-Yaa, Osman Bey diyorum ki her şey yalanmış biraz. O gözyaşları, fiyakalı sözler, vücudundaki benler falan. (evet, şu yıldızlara benzettiğim) …(bembeyaz gökyüzünde simsiyah yıldızlara) Hiçbir zaman yanılmayan Profesör Doktor Osman Albayrak Bey’in yanılması meğer insandanmış biraz. Aslında koskoca Osman Bey hiç insan tanımamış.
– Aa neler söylüyorsunuz Ferit Bey! Ben ki yirmi senelik doktor, otuz sekiz farklı ırktan insanı tedavi etmiş bulunuyorum. Hiç insan tanımadığımı nasıl söylersiniz? Dediklerinize dikkat edin lütfen, teessüf ederim.
– Kin tedavi edilmezmiş Osman Bey! Bundan size şikâyet de gelmemiş hiç. İşte dosyalarınız. Üzülerek bildirmek zorundayım ki yanılmaktan tutuklusunuz efendim.
–Aaa…ma Ferit Bey ben denize inanmak suretiyle siz de yanılmış olmuyor musunuz?
–Hayır, doktor. Şimdi de yanlış teşhis koydunuz. Bana “tutkunluktan”, yanılmaktan değil de yanık olmaktan af çıktı.
–Hay ben böyle adaleti..
–Ben de Osman Bey ben de hay ben böyle adaleti… (telefon çalar) Aa Osman Bey size haber var. Şimdi Avukat Ahmet Bey aradı. İktidar Sevinç Bey’in, Hâkim Şevket Türk’ü araması suretiyle sizin “tutukluluk” kararı ikinci bir emre kadar “sürgün” olarak tahvil edilmiş efendim. Ama oradan da tekrar geri gelip göçmen bürosuna başvurmanız halinde doktorluğunuzu iki kat maaşla tahkim edebilirmişsiniz.

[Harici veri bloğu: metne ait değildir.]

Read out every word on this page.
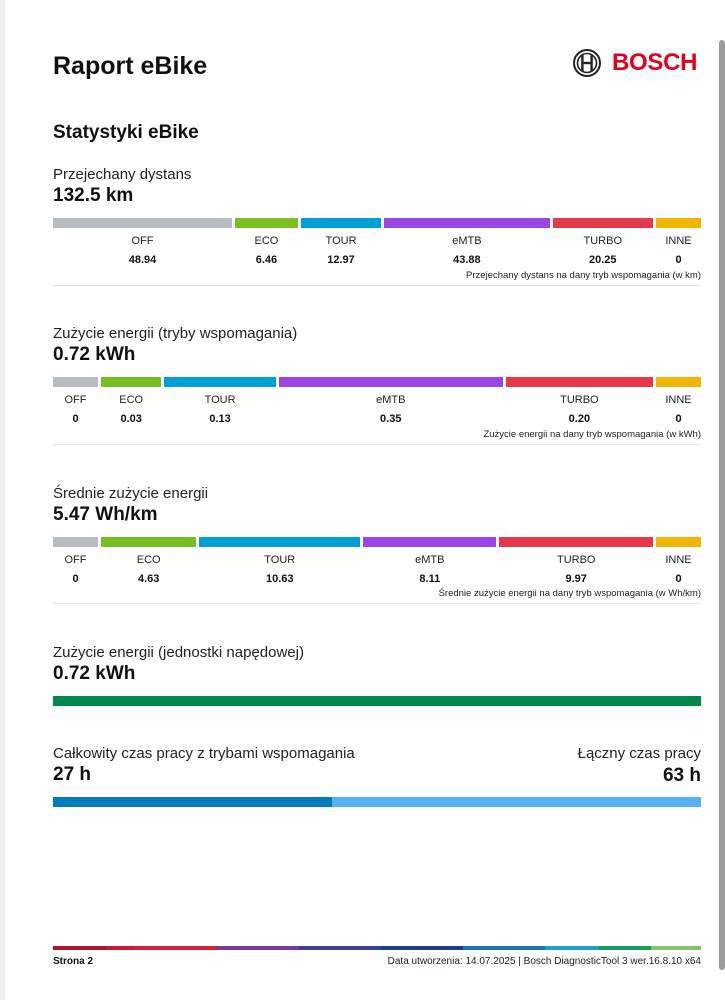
Raport eBike	BOSCH
Statystyki eBike
Przejechany dystans
132.5 km
Przejechany dystans na dany tryb wspomagania (w km)
OFF
48.94
ECO
6.46
TOUR
12.97
eMTB
43.88
TURBO
20.25
INNE
0
Zużycie energii (tryby wspomagania)
0.72 kWh
Zużycie energii na dany tryb wspomagania (w kWh)
OFF
0
ECO
0.03
TOUR
0.13
eMTB
0.35
TURBO
0.20
INNE
0
Średnie zużycie energii
5.47 Wh/km
Średnie zużycie energii na dany tryb wspomagania (w Wh/km)
OFF
0
ECO
4.63
TOUR
10.63
eMTB
8.11
TURBO
9.97
INNE
0
Zużycie energii (jednostki napędowej)
0.72 kWh
Całkowity czas pracy z trybami wspomagania
27 h
Łączny czas pracy
63 h
Strona 2	Data utworzenia: 14.07.2025 | Bosch DiagnosticTool 3 wer.16.8.10 x64
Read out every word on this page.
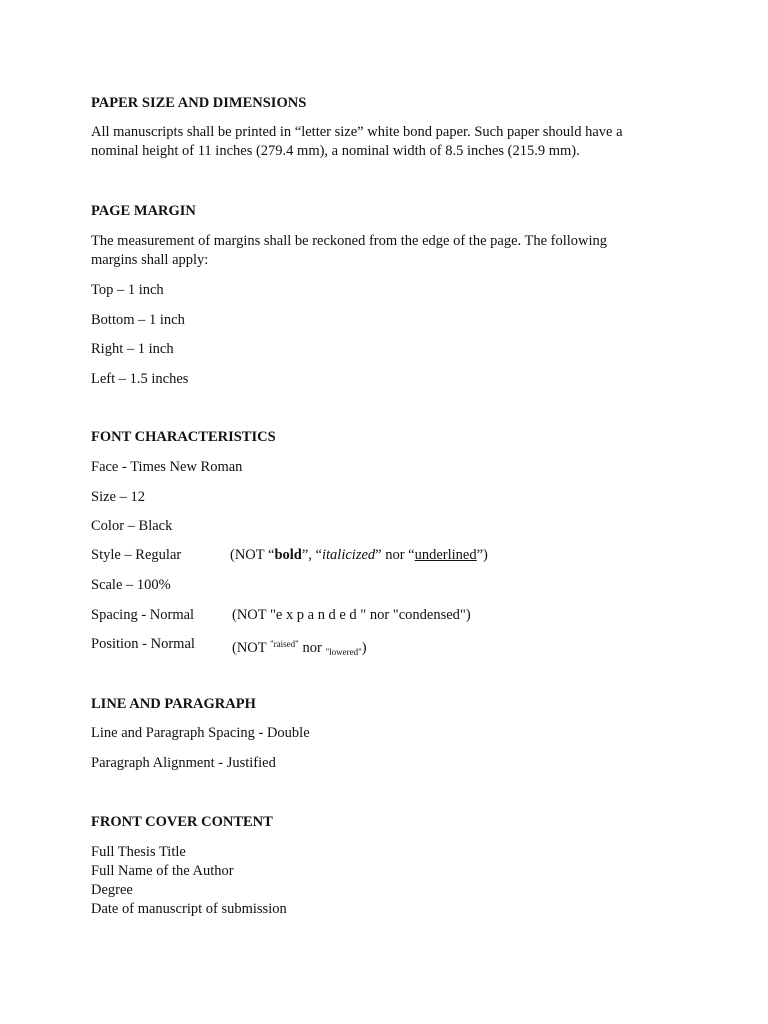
PAPER SIZE AND DIMENSIONS
All manuscripts shall be printed in “letter size” white bond paper. Such paper should have a nominal height of 11 inches (279.4 mm), a nominal width of 8.5 inches (215.9 mm).
PAGE MARGIN
The measurement of margins shall be reckoned from the edge of the page. The following margins shall apply:
Top – 1 inch
Bottom – 1 inch
Right – 1 inch
Left – 1.5 inches
FONT CHARACTERISTICS
Face - Times New Roman
Size – 12
Color – Black
Style – Regular	(NOT “bold”, “italicized” nor “underlined”)
Scale – 100%
Spacing - Normal	(NOT "expanded" nor "condensed")
Position - Normal	(NOT $^{"raised"}$ nor $_{"lowered"}$)
LINE AND PARAGRAPH
Line and Paragraph Spacing - Double
Paragraph Alignment - Justified
FRONT COVER CONTENT
Full Thesis Title
Full Name of the Author
Degree
Date of manuscript of submission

–Yani diyorsunuz ki Sayın Ferit Selvi, her şey yalanmış biraz.
–Öyle efendim öyle… Yoksa sahte mi doğru kelime?
–Maalesef buna cevap verememek durumundayım Ferit Bey. (yanılmaktan korkuyorum tekrar.)
–İyi de bir şey olmuyor sonucunda yanılmalarımızın. Yırttınız işte doktor.
–Olduğundan değil canım. Hay ben böyle adaleti…
–Diyorum ki Osman Bey, Güneş doğarken de batışına benziyormuş biraz.
–Yok, soğuk aldınız siz herhalde Ferit Bey ben diyordum ki hay ben böyle…
-Hayır efendim ne münasebet! Midesi bozukların yanında kalmak suretiyle hastalıklarının bana bulaşmasına maruz kalmış bulunmaktayım.
–Aman canım, siz de her şeyi biliyorsunuz madem artık ben kalkayım.
–İçim kalkıyor doktor siz oturun. Aptalca aptallaştık yine biraz.